Gerrit W. Gong says we can measure our success primarily by our commitment to help. I love that because I am not particularly perfect in my progression. I tend to be in the messy middle a lot and spend much time not feeling successful. What I am, though, is persistent. And I persistently want to help. By Elder Gong’s measure, I am tremendously successful. (A little messy and muddy, but nevertheless, successful.)
One of the important life lessons I have had is the introduction of backward laws. These are laws that appear incomprehensible through natural eyes but make perfect sense through the eye of our Creator.
One of the earliest backwards laws I learned, and still one of my favorites, is to slow down to get more done. Last week we talked about presence and choosing not to strive but instead to consistently, compassionately participate in Creative-centered change. That implies slowness. It brings to mind not a rushing river or even a babbling brook but the stillness and power of the Mississippi River in the summertime. Deep at the bottom of the river, the strong current brings barges down to the Gulf. Yet, with all that movement, there is slowness and ease that is undefinable. To me, that is the epitome of slowing down to get more done.

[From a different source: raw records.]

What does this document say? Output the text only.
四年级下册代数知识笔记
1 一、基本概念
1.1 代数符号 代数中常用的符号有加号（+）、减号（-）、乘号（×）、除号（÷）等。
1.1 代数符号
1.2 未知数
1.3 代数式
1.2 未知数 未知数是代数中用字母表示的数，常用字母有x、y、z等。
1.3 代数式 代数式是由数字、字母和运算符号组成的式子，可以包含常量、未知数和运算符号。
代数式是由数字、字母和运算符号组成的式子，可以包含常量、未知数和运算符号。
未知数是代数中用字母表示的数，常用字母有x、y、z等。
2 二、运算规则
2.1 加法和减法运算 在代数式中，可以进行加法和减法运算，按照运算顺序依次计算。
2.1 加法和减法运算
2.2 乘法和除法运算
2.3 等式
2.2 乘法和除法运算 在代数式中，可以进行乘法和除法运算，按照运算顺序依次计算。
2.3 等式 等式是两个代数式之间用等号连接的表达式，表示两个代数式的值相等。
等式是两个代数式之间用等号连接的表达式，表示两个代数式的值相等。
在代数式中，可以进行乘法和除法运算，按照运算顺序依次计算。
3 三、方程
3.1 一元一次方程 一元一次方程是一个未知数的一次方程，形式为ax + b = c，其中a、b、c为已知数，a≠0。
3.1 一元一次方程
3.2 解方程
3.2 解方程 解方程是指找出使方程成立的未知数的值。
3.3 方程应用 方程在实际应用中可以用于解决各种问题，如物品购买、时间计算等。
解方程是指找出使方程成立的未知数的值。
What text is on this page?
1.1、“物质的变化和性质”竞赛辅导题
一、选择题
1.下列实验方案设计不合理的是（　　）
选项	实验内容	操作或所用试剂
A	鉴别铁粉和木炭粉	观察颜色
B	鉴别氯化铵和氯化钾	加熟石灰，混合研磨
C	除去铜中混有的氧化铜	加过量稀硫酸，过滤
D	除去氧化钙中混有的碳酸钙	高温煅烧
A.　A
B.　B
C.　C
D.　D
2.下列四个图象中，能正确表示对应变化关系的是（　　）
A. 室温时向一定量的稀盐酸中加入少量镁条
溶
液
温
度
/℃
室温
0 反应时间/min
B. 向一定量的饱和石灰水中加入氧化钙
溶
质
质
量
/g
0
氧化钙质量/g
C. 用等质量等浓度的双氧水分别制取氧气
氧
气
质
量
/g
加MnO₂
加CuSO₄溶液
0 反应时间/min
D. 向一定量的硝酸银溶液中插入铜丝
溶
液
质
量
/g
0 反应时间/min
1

When the power comes from our depths, from the core of what really matters to us, the drive is powerful yet soft. It is not a surface frantic push but is instead a deep inner knowing. Slowing down allows us to engage in real progress. Things grow organically and as they should be. The orchestration of the Universe sings beauty into being. Slowing down and appreciating the progress as it comes is incredibly powerful- but backwards to our native thinking.
Another thought as we move into the coming holiday season or work with challenges in our families and workplace. I learned this one from my friend Jody Moore. There are no difficult people. There is only how we choose to think about someone. It’s backward in the sense that you would think that a person is a way she is or isn’t. But really, it’s all a matter of the lens or filter through which you see things that day.
Backwards laws are like that.
The reflection of a person is much like the reflection of mirrors in a fun house. It’s all about how you perceive the tilt at the time. There really are no difficult people- just the way we choose to perceive them. Should we have boundaries? Of course. Keep yourself safe, nurtured, and nourished. But consider well your own filters before you judge someone with them. We tend to see imperfections in others because we judge them in ourselves. That’s a telling experiment all on its own!
As children of a Creator, we are destined to create all kinds of things- beliefs, thoughts, judgments, good, bad, ugly, or delightful. We are junior apprentices learning by creating thoughts and emotions. As we do well, we will move along in our education. We have all the time we need to practice. This week, let’s find our backward laws and notice our filters. What could you create with that?